New Trade Agreements and Fulfilling Obligations
The Trans-Pacific Partnership (TPP), once finalized, will set the stage for the US to be Vietnam’s largest trading partner. Additionally, Vietnam and the Customs Union will also be finalizing their agreement later this year. Once both agreements are executed, it will deliver a big boost to Vietnam’s trade activities.
Also this year, Vietnam must fulfill its World Trade Organization (WTO) obligations of permitting the establishment of wholly foreign-owned businesses, including retailers and wholesalers.
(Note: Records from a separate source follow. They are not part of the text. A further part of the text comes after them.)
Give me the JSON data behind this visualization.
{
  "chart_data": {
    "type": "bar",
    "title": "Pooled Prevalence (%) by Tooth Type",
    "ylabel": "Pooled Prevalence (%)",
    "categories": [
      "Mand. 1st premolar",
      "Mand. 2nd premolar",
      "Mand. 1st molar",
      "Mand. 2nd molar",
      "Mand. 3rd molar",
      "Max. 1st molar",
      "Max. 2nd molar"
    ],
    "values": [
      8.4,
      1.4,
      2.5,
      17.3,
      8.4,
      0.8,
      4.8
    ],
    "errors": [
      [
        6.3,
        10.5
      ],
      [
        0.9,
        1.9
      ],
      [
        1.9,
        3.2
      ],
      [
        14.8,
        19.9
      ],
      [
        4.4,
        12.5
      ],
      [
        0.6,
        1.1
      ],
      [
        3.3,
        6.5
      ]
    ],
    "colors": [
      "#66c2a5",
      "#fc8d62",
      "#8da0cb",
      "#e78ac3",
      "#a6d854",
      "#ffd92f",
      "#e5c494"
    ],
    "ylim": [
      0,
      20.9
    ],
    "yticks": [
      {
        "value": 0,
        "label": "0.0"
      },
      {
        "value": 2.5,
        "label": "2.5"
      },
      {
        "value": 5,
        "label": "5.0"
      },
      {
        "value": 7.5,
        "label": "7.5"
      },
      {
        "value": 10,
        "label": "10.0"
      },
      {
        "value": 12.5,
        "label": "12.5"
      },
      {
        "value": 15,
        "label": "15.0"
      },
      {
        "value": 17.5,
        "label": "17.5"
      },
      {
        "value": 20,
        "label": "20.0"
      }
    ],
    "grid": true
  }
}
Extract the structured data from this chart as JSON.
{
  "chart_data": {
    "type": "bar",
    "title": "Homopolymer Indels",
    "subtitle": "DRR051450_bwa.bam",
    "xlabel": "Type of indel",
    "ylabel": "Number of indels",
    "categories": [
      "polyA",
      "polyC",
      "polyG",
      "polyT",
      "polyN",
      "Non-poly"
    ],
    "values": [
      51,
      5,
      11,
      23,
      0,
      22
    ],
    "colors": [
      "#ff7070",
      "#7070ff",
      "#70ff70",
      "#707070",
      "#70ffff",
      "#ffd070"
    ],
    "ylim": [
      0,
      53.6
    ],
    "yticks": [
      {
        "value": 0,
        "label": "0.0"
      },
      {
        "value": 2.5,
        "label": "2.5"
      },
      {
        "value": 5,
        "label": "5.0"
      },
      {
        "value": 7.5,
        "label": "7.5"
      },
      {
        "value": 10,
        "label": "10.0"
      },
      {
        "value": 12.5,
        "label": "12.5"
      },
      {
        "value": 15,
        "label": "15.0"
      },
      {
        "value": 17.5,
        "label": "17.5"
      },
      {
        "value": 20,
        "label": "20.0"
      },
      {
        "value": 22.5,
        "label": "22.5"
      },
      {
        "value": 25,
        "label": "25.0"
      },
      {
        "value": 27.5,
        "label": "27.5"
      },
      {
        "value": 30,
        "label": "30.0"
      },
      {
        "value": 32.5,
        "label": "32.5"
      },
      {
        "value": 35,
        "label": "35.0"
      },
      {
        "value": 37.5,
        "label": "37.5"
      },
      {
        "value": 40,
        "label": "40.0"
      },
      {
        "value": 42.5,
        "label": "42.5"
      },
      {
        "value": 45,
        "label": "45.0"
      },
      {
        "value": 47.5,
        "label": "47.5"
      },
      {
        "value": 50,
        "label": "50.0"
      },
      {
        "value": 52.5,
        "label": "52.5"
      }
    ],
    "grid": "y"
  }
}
Furthermore, integration with ASEAN Economic Community (AEC) allows the free flow of goods and technical (highly skilled) personnel this year (and will slash tariff rates to zero by 2018). Vietnamese companies might be woefully unprepared to compete against new products and services from outside of Vietnam coupled with foreign businesses right in their backyard—but it’s still not too late for Vietnamese business stakeholders to change directions.
Industries, Opportunities, and Trends to Watch Out for in 2015
-New mobile game companies, new gaming models, and cyber and physical spaces merging
-Continued and extended education; for workers and students, respectively
-Improving the local tourism/customer service experience for non-Vietnamese speakers
-Vietnamese startups and local companies continuing to go global
-Agriculture and forestry restructuring; organic foods beginning to become more popular
-Developing “smart” ecosystems at city and building levels
-Social media usage by official Vietnamese organizations
Happy New Year; we wish you a healthy and happy 2015.